Date of article: 08/11/2018

Daily News of: 09/11/2018

Country:  United Kingdom - Wales

Author:

Article language: en

In a new thematic report the Ombudsman has warned that patient safety is being compromised by ineffective discharge from Welsh hospitals.
 

Home Safe and Sound: Effective Hospital Discharge highlighted 16 cases where Welsh hospitals fell short when discharging patients.

The report found examples of:

  • Inadequate senior doctor and consultant involvement in the discharge process
  • Lack of effective communication in and between hospitals and with community services
  • Lack of effective planning of patient discharge
  • Lack of effective organisation in the care and discharge of patients
  • Failure to include and involve appropriate family members in the discharge process

The Ombudsman said that, while he did not consider the cases to be typical of the services provided by the NHS in Wales, it was important that lessons were learnt from them.

He has suggested a number of areas for future consideration, including training for medical staff, senior doctor involvement in the discharge process where appropriate, better communication between and within primary and secondary care organisations, and appropriate assessment to put the patient at the centre of the discharge process.
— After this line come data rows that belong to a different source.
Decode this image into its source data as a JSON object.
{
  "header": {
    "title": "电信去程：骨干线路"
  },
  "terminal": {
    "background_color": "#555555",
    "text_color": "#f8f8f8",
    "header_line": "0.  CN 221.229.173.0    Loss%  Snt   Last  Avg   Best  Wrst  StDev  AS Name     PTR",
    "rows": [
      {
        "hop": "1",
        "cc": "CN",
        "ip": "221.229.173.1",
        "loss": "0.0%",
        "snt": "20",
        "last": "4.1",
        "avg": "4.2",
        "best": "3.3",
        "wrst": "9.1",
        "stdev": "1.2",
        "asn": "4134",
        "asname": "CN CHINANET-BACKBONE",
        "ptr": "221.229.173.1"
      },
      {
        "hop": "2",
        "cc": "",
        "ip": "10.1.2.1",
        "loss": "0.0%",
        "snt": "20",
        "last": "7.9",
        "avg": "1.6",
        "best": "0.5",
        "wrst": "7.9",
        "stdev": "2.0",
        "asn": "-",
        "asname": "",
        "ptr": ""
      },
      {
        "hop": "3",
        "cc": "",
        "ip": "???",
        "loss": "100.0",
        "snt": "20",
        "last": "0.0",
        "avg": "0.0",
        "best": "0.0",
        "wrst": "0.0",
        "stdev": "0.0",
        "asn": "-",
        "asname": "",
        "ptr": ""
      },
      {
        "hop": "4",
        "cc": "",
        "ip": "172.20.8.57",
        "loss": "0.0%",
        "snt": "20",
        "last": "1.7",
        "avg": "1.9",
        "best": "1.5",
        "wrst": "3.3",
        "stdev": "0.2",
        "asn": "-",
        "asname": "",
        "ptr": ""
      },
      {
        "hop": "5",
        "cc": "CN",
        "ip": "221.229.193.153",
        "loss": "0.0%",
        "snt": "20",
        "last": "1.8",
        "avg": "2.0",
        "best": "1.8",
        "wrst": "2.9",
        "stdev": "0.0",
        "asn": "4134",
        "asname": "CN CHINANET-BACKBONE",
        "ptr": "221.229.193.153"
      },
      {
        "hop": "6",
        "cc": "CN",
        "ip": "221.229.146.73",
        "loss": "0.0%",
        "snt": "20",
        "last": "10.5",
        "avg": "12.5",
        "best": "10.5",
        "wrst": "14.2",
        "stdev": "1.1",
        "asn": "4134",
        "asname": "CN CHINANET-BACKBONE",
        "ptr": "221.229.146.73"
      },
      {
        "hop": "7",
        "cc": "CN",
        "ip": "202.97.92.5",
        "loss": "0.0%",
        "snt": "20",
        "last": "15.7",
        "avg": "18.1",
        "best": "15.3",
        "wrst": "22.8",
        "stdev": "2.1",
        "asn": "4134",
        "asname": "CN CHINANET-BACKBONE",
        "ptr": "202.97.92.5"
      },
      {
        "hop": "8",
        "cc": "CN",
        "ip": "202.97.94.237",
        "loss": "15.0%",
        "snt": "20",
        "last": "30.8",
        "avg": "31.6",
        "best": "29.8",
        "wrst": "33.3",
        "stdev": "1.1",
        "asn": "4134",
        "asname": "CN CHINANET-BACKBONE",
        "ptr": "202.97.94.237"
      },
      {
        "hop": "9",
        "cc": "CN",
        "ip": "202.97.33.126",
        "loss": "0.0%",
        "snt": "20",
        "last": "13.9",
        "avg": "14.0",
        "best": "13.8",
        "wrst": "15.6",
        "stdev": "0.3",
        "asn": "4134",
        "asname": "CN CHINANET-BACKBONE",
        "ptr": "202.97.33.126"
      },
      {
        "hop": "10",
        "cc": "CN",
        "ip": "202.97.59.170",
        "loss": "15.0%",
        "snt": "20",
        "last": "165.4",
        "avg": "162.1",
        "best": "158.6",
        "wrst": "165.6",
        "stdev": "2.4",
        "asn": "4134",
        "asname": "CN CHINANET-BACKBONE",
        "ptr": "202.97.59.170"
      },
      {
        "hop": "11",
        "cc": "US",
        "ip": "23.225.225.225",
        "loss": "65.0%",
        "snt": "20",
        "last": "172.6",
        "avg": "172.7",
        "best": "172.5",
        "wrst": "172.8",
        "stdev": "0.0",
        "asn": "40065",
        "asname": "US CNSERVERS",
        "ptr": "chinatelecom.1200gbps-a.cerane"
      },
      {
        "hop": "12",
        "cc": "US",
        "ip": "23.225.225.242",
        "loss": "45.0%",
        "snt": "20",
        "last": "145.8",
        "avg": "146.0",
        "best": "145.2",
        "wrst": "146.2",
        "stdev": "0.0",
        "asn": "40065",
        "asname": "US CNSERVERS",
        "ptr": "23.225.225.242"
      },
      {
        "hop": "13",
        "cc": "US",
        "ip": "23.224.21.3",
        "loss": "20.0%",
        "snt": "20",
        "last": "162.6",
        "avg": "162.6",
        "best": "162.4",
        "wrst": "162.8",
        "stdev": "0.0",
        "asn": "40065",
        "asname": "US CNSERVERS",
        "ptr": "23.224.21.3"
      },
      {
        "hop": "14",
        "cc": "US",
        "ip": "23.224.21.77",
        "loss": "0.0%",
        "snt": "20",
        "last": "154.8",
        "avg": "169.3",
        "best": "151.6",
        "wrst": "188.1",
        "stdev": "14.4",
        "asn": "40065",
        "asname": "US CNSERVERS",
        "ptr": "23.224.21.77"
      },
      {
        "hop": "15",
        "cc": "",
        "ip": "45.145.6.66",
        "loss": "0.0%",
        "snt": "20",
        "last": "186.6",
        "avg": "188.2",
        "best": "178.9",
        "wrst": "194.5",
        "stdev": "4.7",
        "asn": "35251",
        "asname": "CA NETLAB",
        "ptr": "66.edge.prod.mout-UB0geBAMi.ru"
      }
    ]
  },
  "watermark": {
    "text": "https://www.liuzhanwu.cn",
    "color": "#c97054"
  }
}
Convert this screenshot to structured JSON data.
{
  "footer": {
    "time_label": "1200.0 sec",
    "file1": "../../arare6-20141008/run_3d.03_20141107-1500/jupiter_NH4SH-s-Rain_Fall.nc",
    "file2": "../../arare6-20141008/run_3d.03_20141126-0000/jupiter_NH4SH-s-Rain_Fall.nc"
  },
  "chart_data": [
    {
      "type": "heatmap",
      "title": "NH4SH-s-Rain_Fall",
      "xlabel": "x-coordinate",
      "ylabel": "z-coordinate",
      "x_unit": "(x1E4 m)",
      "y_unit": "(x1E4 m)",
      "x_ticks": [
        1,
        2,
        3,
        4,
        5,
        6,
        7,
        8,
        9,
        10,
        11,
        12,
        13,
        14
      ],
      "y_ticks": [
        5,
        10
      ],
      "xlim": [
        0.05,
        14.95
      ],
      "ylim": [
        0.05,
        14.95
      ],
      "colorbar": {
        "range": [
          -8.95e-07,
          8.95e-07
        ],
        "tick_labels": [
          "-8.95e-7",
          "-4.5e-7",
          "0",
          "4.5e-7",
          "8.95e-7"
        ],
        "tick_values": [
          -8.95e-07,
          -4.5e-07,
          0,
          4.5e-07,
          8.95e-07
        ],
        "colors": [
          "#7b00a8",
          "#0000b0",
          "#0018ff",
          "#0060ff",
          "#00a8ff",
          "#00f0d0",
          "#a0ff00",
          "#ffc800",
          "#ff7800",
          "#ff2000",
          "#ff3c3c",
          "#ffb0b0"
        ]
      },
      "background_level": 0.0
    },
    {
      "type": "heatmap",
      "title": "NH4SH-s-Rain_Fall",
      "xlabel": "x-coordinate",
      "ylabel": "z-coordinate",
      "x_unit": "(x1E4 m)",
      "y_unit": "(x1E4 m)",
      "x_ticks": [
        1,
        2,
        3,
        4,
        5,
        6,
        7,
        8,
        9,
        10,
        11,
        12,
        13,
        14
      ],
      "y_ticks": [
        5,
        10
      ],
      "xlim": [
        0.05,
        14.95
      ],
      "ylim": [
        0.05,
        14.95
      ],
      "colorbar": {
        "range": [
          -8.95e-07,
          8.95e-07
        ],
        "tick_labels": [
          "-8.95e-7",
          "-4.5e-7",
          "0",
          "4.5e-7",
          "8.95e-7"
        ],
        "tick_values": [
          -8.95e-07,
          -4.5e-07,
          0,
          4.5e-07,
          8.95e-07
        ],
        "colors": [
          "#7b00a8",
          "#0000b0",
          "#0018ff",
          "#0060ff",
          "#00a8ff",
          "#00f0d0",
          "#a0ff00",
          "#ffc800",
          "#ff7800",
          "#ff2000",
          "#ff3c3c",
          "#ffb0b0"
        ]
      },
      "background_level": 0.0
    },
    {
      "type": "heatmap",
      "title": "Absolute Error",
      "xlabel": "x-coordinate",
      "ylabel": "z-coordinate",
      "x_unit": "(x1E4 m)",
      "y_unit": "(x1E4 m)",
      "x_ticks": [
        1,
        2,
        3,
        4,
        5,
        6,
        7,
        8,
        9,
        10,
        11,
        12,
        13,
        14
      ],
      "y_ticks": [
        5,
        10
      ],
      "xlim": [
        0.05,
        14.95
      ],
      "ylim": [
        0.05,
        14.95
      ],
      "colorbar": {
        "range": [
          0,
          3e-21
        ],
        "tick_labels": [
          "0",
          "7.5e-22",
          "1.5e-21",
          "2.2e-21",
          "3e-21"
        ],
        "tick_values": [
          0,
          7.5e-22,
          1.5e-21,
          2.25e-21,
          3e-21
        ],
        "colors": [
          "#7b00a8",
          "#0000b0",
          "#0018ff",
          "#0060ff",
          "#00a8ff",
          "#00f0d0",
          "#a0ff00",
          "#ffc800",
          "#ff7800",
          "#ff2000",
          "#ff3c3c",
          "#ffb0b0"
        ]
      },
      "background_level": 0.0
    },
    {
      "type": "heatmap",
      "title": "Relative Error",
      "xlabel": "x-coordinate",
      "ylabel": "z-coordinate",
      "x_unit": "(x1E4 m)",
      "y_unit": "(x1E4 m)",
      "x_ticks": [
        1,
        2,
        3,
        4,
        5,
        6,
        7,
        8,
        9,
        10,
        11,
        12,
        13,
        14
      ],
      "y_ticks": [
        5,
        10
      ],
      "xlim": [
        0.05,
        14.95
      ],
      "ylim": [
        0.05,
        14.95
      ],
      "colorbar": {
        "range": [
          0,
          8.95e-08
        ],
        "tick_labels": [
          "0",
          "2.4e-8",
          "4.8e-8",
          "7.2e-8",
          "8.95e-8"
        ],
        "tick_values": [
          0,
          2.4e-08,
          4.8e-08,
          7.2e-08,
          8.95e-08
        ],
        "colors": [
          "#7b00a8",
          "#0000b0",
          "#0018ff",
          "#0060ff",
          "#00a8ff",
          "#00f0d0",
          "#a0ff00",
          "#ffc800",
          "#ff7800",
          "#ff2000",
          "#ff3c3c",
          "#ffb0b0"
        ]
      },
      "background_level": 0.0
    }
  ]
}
Commenting on the report, Public Services Ombudsman for Wales, Nick Bennett, said:

“Leaving hospital can be a difficult and emotional process for a patient and it is imperative that discharge from hospital is conducted safely and that the right guidance is followed.

“The cases in my report, while not typical of everyday service in our hospitals, are alarming, and have resulted in unnecessary suffering.

“I would encourage all health boards to read this report and ensure lessons are learnt so other patients do not have to endure the same experience.”